Книга Истинная кровь, страница 35. Автор книги Марина Светлая

Разделитель для чтения книг в онлайн библиотеке

Онлайн книга «Истинная кровь»

Cтраница 35

И лишь одно не давало покоя брату Ницетасу — взятая у брата Паулюса праздничная сутана. Совесть мучила его еженощно, являясь кошмарами в виде покойного монаха, которого он даже не знал. И однажды после страшного сна, в котором брат Паулюс тянул к нему свои руки и грозил Геенной огненной, попросился у брата Ансельма посетить Трезмонский замок, чтобы провести там Рождественское богослужение.

Получив благословение у своего почтенного наставника, он отправился в Трезмон.

И первым делом явился пред очи суровой, но с утра подозрительно довольной кухарке Барбаре.

— У нас свой монах теперь есть! — миролюбиво объявила она. — Радость великая! Брат Паулюс вернулся! И после Рождества он и обвенчает меня и любезного моего Шарля! Коли будет твоя милость вернуть сутану!

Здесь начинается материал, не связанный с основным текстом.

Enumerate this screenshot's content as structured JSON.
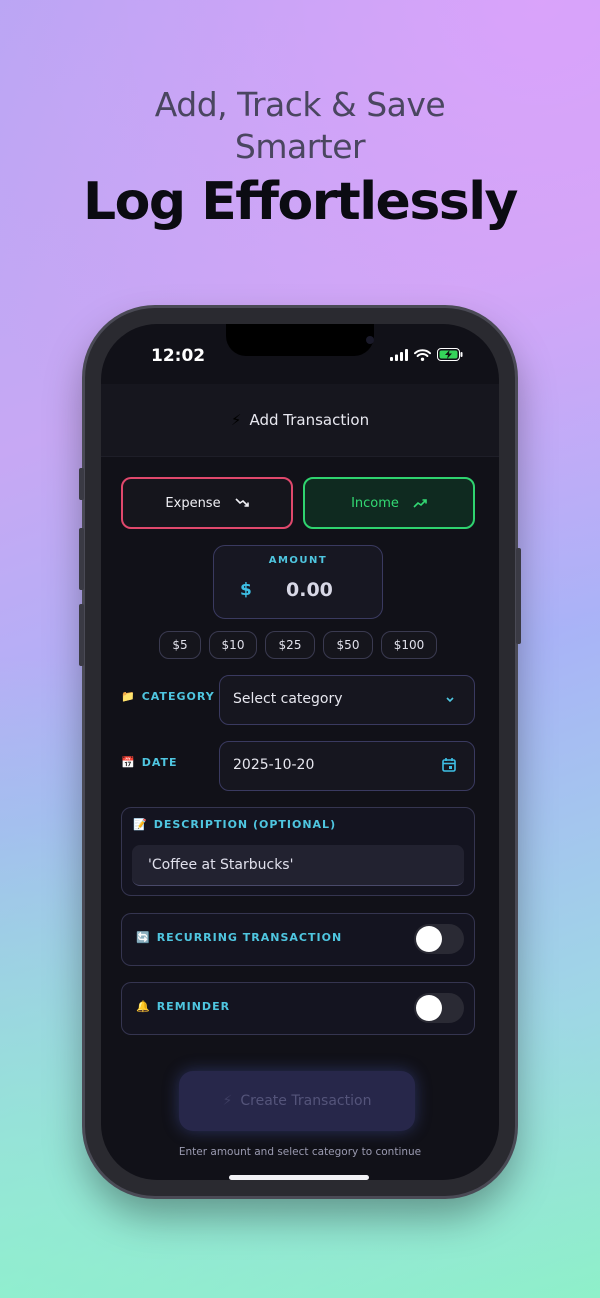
{
  "promo": {
    "subtitle_line1": "Add, Track & Save",
    "subtitle_line2": "Smarter",
    "title": "Log Effortlessly"
  },
  "status_bar": {
    "time": "12:02"
  },
  "nav": {
    "icon": "⚡",
    "title": "Add Transaction"
  },
  "type_toggle": {
    "expense_label": "Expense",
    "income_label": "Income",
    "selected": "Income",
    "colors": {
      "expense": "#e0486c",
      "income": "#2fd36f"
    }
  },
  "amount": {
    "label": "AMOUNT",
    "currency": "$",
    "value": "0.00"
  },
  "quick_amounts": [
    "$5",
    "$10",
    "$25",
    "$50",
    "$100"
  ],
  "category": {
    "icon": "📁",
    "label": "CATEGORY",
    "placeholder": "Select category"
  },
  "date": {
    "icon": "📅",
    "label": "DATE",
    "value": "2025-10-20"
  },
  "description": {
    "icon": "📝",
    "label": "DESCRIPTION (OPTIONAL)",
    "placeholder": "'Coffee at Starbucks'"
  },
  "recurring": {
    "icon": "🔄",
    "label": "RECURRING TRANSACTION",
    "enabled": false
  },
  "reminder": {
    "icon": "🔔",
    "label": "REMINDER",
    "enabled": false
  },
  "create_button": {
    "icon": "⚡",
    "label": "Create Transaction"
  },
  "hint": "Enter amount and select category to continue",
  "accent_color": "#4fc6e0"
}
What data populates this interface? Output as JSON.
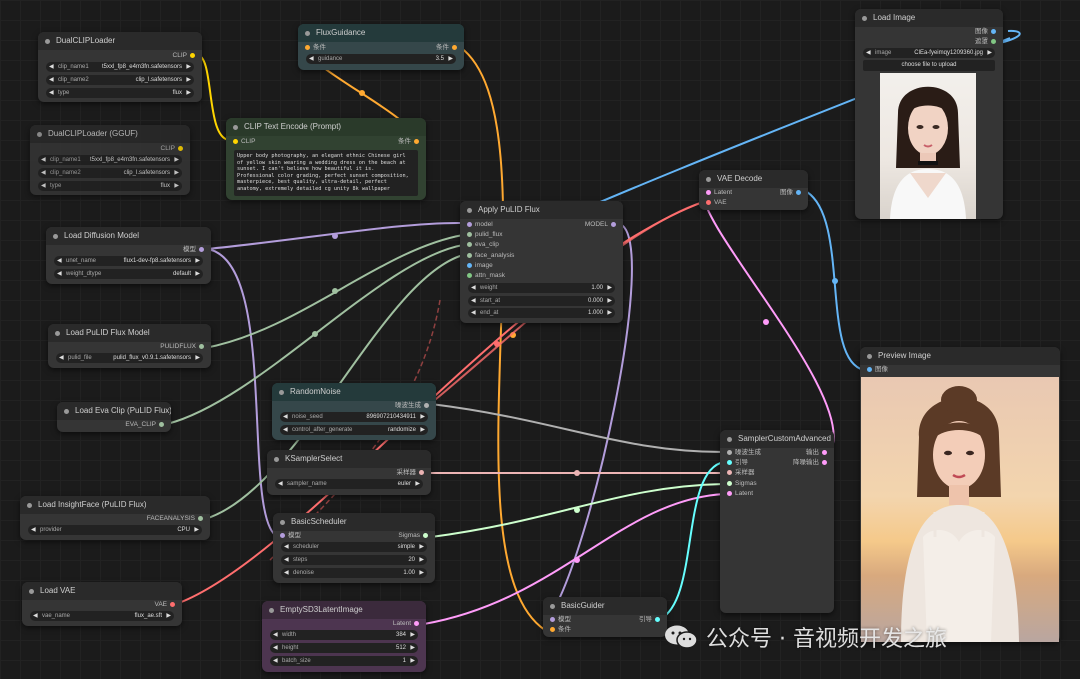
{
  "nodes": {
    "dualclip": {
      "title": "DualCLIPLoader",
      "out": "CLIP",
      "w": [
        {
          "l": "clip_name1",
          "v": "t5xxl_fp8_e4m3fn.safetensors"
        },
        {
          "l": "clip_name2",
          "v": "clip_l.safetensors"
        },
        {
          "l": "type",
          "v": "flux"
        }
      ]
    },
    "dualclip_gguf": {
      "title": "DualCLIPLoader (GGUF)",
      "out": "CLIP",
      "w": [
        {
          "l": "clip_name1",
          "v": "t5xxl_fp8_e4m3fn.safetensors"
        },
        {
          "l": "clip_name2",
          "v": "clip_l.safetensors"
        },
        {
          "l": "type",
          "v": "flux"
        }
      ]
    },
    "fluxguidance": {
      "title": "FluxGuidance",
      "in": "条件",
      "out": "条件",
      "w": [
        {
          "l": "guidance",
          "v": "3.5"
        }
      ]
    },
    "cliptext": {
      "title": "CLIP Text Encode (Prompt)",
      "in": "CLIP",
      "out": "条件",
      "text": "Upper body photography, an elegant ethnic Chinese girl of yellow skin wearing a wedding dress on the beach at sunset. I can't believe how beautiful it is. Professional color grading, perfect sunset composition, masterpiece, best quality, ultra-detail, perfect anatomy, extremely detailed cg unity 8k wallpaper"
    },
    "loaddiff": {
      "title": "Load Diffusion Model",
      "out": "模型",
      "w": [
        {
          "l": "unet_name",
          "v": "flux1-dev-fp8.safetensors"
        },
        {
          "l": "weight_dtype",
          "v": "default"
        }
      ]
    },
    "pulid_model": {
      "title": "Load PuLID Flux Model",
      "out": "PULIDFLUX",
      "w": [
        {
          "l": "pulid_file",
          "v": "pulid_flux_v0.9.1.safetensors"
        }
      ]
    },
    "evaclip": {
      "title": "Load Eva Clip (PuLID Flux)",
      "out": "EVA_CLIP"
    },
    "insightface": {
      "title": "Load InsightFace (PuLID Flux)",
      "out": "FACEANALYSIS",
      "w": [
        {
          "l": "provider",
          "v": "CPU"
        }
      ]
    },
    "loadvae": {
      "title": "Load VAE",
      "out": "VAE",
      "w": [
        {
          "l": "vae_name",
          "v": "flux_ae.sft"
        }
      ]
    },
    "applypulid": {
      "title": "Apply PuLID Flux",
      "ins": [
        "model",
        "pulid_flux",
        "eva_clip",
        "face_analysis",
        "image",
        "attn_mask"
      ],
      "out": "MODEL",
      "w": [
        {
          "l": "weight",
          "v": "1.00"
        },
        {
          "l": "start_at",
          "v": "0.000"
        },
        {
          "l": "end_at",
          "v": "1.000"
        }
      ]
    },
    "randomnoise": {
      "title": "RandomNoise",
      "out": "噪波生成",
      "w": [
        {
          "l": "noise_seed",
          "v": "896907210434911"
        },
        {
          "l": "control_after_generate",
          "v": "randomize"
        }
      ]
    },
    "ksampler": {
      "title": "KSamplerSelect",
      "out": "采样器",
      "w": [
        {
          "l": "sampler_name",
          "v": "euler"
        }
      ]
    },
    "basicsched": {
      "title": "BasicScheduler",
      "in": "模型",
      "out": "Sigmas",
      "w": [
        {
          "l": "scheduler",
          "v": "simple"
        },
        {
          "l": "steps",
          "v": "20"
        },
        {
          "l": "denoise",
          "v": "1.00"
        }
      ]
    },
    "emptylatent": {
      "title": "EmptySD3LatentImage",
      "out": "Latent",
      "w": [
        {
          "l": "width",
          "v": "384"
        },
        {
          "l": "height",
          "v": "512"
        },
        {
          "l": "batch_size",
          "v": "1"
        }
      ]
    },
    "basicguider": {
      "title": "BasicGuider",
      "ins": [
        "模型",
        "条件"
      ],
      "out": "引导"
    },
    "samplercustom": {
      "title": "SamplerCustomAdvanced",
      "ins": [
        "噪波生成",
        "引导",
        "采样器",
        "Sigmas",
        "Latent"
      ],
      "outs": [
        "输出",
        "降噪输出"
      ]
    },
    "vaedecode": {
      "title": "VAE Decode",
      "ins": [
        "Latent",
        "VAE"
      ],
      "out": "图像"
    },
    "loadimage": {
      "title": "Load Image",
      "outs": [
        "图像",
        "遮罩"
      ],
      "w": [
        {
          "l": "image",
          "v": "ClEa-fyeimqy1209360.jpg"
        }
      ],
      "button": "choose file to upload"
    },
    "preview": {
      "title": "Preview Image",
      "in": "图像"
    }
  },
  "watermark": "公众号 · 音视频开发之旅",
  "colors": {
    "clip": "#ffd500",
    "cond": "#ffa931",
    "model": "#b39ddb",
    "vae": "#ff6e6e",
    "image": "#64b5f6",
    "latent": "#ff9cf9",
    "sigmas": "#cdffcd",
    "noise": "#b0b0b0",
    "sampler": "#ecb4b4",
    "guider": "#66ffff",
    "pulid": "#a0c0a0"
  }
}
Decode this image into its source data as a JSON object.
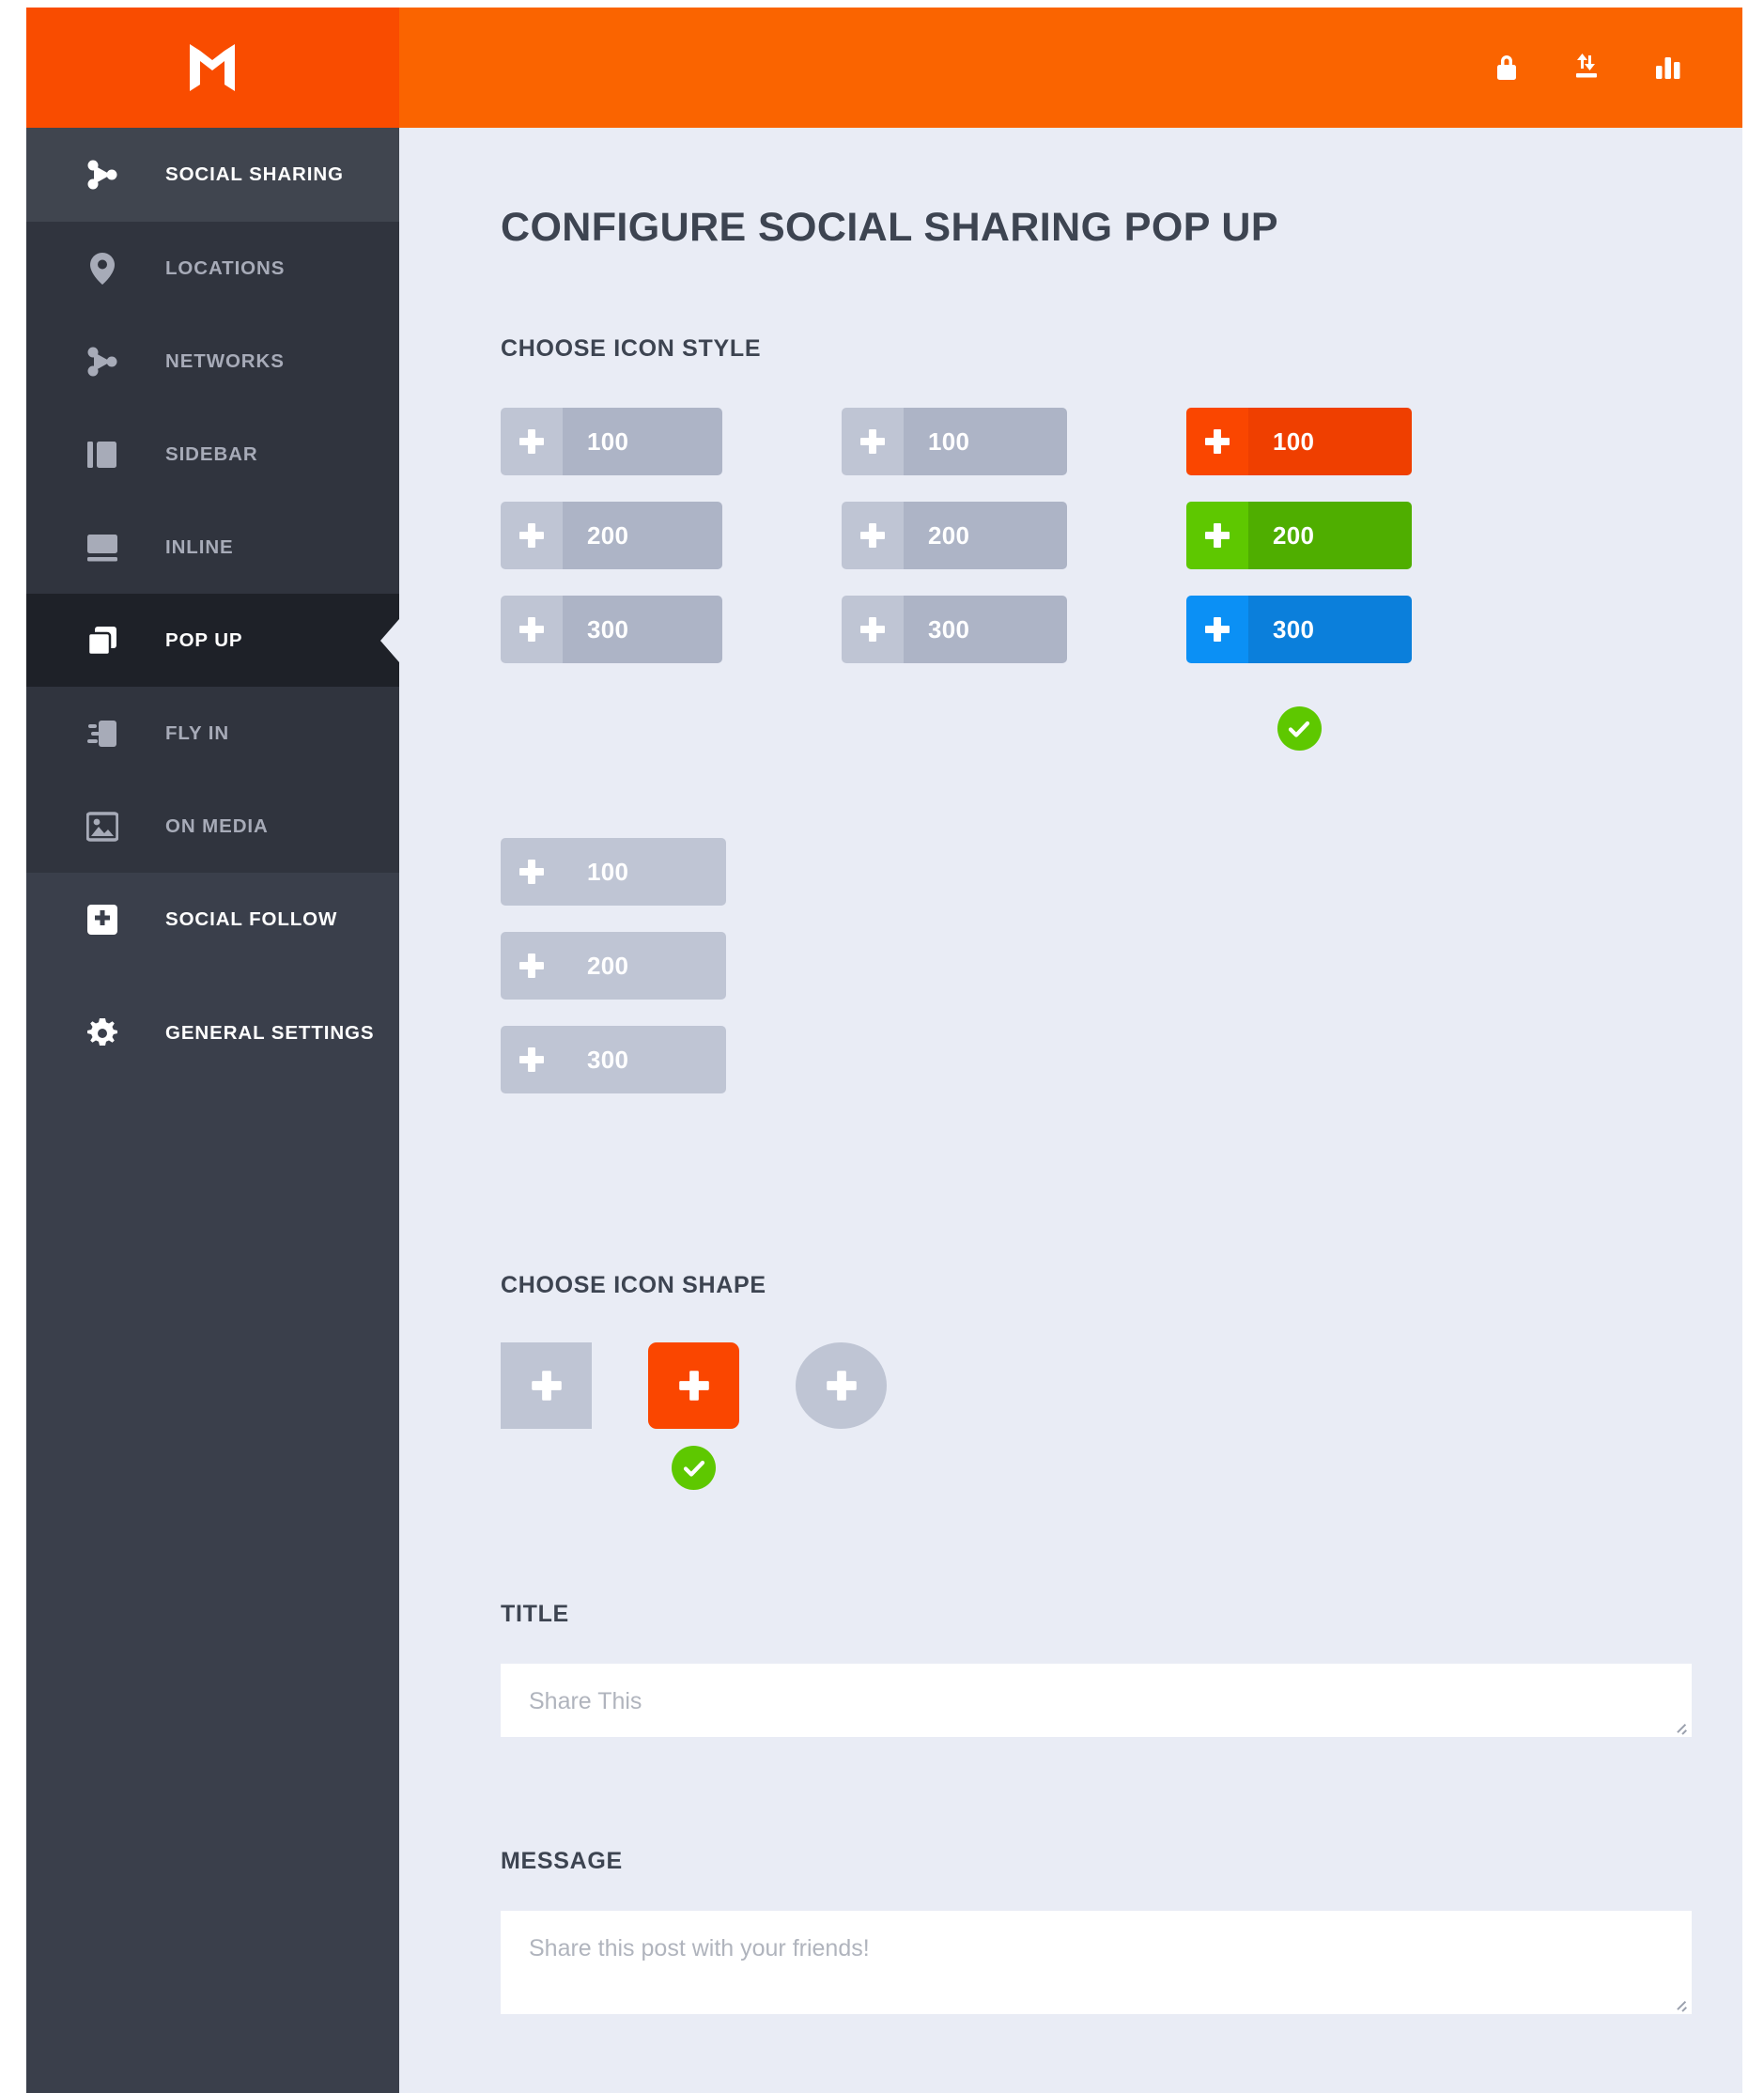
{
  "header": {
    "logo_icon": "m-logo-icon",
    "actions": [
      {
        "icon": "lock-icon",
        "name": "lock-button"
      },
      {
        "icon": "import-export-icon",
        "name": "import-export-button"
      },
      {
        "icon": "bar-chart-icon",
        "name": "analytics-button"
      }
    ]
  },
  "sidebar": {
    "items": [
      {
        "label": "SOCIAL SHARING",
        "icon": "share-network-icon",
        "state": "top"
      },
      {
        "label": "LOCATIONS",
        "icon": "map-pin-icon",
        "state": "sub"
      },
      {
        "label": "NETWORKS",
        "icon": "share-network-icon",
        "state": "sub"
      },
      {
        "label": "SIDEBAR",
        "icon": "sidebar-panel-icon",
        "state": "sub"
      },
      {
        "label": "INLINE",
        "icon": "inline-block-icon",
        "state": "sub"
      },
      {
        "label": "POP UP",
        "icon": "popup-windows-icon",
        "state": "active"
      },
      {
        "label": "FLY IN",
        "icon": "fly-in-icon",
        "state": "sub"
      },
      {
        "label": "ON MEDIA",
        "icon": "image-icon",
        "state": "sub"
      },
      {
        "label": "SOCIAL FOLLOW",
        "icon": "plus-square-icon",
        "state": "bold"
      },
      {
        "label": "GENERAL SETTINGS",
        "icon": "gear-icon",
        "state": "bold"
      }
    ]
  },
  "main": {
    "page_title": "CONFIGURE SOCIAL SHARING POP UP",
    "icon_style": {
      "label": "CHOOSE ICON STYLE",
      "columns": [
        {
          "name": "style-option-1",
          "selected": false,
          "buttons": [
            {
              "count": "100"
            },
            {
              "count": "200"
            },
            {
              "count": "300"
            }
          ]
        },
        {
          "name": "style-option-2",
          "selected": false,
          "buttons": [
            {
              "count": "100"
            },
            {
              "count": "200"
            },
            {
              "count": "300"
            }
          ]
        },
        {
          "name": "style-option-3",
          "selected": true,
          "buttons": [
            {
              "count": "100",
              "color": "#fa4600"
            },
            {
              "count": "200",
              "color": "#5ec800"
            },
            {
              "count": "300",
              "color": "#0b90f5"
            }
          ]
        }
      ],
      "fourth_option": {
        "name": "style-option-4",
        "selected": false,
        "buttons": [
          {
            "count": "100"
          },
          {
            "count": "200"
          },
          {
            "count": "300"
          }
        ]
      }
    },
    "icon_shape": {
      "label": "CHOOSE ICON SHAPE",
      "options": [
        {
          "name": "shape-square",
          "shape": "square",
          "selected": false
        },
        {
          "name": "shape-rounded",
          "shape": "rounded-square",
          "selected": true,
          "color": "#fa4600"
        },
        {
          "name": "shape-circle",
          "shape": "circle",
          "selected": false
        }
      ]
    },
    "title_field": {
      "label": "TITLE",
      "value": "",
      "placeholder": "Share This"
    },
    "message_field": {
      "label": "MESSAGE",
      "value": "",
      "placeholder": "Share this post with your friends!"
    }
  },
  "colors": {
    "brand_orange": "#fa6400",
    "logo_orange": "#f94c00",
    "sidebar": "#3a3f4b",
    "sidebar_sub": "#30343e",
    "sidebar_active": "#1e2128",
    "canvas": "#e9ecf5",
    "accent_green": "#5ec800",
    "accent_blue": "#0b90f5"
  }
}
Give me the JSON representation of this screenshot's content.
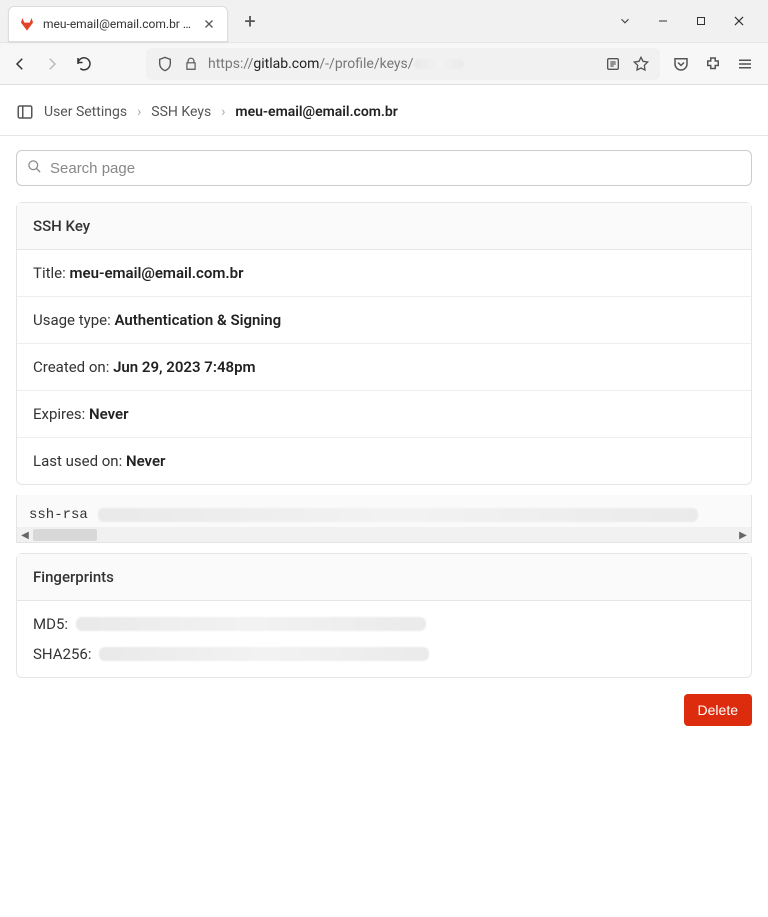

Радостно покивав, брат Ницетас бросился в комнату брата Паулюса, чтобы обрадовать того да попросить прощения за доставленные неудобства. И, едва войдя в комнату, он, хватаясь за сердце, возопил:

— Срам-то какой!

Яркое сентябрьское солнце слепило его глаза. Но он был счастлив, просто охренительно счастлив. Он стоял посреди своего виноградника, в котором было уже несколько десятков лоз, и они, милостью Господа, и в этом году дадут ему богатый урожай.

Паулюс подошел к ближайшей лозе и взял в руки упругую янтарно-зеленую гроздь. Внутри каждой ягодки светило свое солнце, которое также слепило его глаза.

— Посмотри, — сказал он Лиз. — Правда, она совершенство? — аккуратно срезав гроздь и оторвав ягодку, он поднес ее к губам девушки. — Как и ты!

И уже представил, что после поцелует эти манящие губы, как рядом с ними оказался монах в облачении брата-цистерцианца и зычно гаркнул:

— Срам-то какой!

Паулюс открыл глаза и шальным взглядом посмотрел на незваного визитера, который стоял у кровати, осеняя своим крестом спящую под боком Лиз. На животе у нее лежал младенец и, не отрывая своих глазищ, разглядывал пряжку на ее платье.

«Он вообще когда-нибудь спит?» — мелькнула в голове святого брата мысль, полная мрачной безнадеги.

— Господи, прости его, грешника! — продолжал верещать святой брат, вращая глазами, будто прямо пред ними раскрыты двери в ад.

А тем временем Лиз с трудом разлепила веки и растерянно посмотрела на монаха. Сначала на незнакомого, потом на любимого.

— Ты мне сейчас ребенка напугаешь! — воинственно крикнула она незнакомцу, прижимая к себе Его Светлость, устроившего им с Паулюсом очередную веселую ночь.

Паулюс устало потер глаза, упрямо закрывающиеся для продолжения сна, несмотря на вопли богобоязненного монаха. Затем спустил ноги на пол и сел на кровати.

— Ты кто такой, святой брат, и что делаешь в моей комнате? — спросил он, широко зевая.

— Брат Ницетас, подлинный цистерцианец, не то что ты, нечестивец и прелюбодей!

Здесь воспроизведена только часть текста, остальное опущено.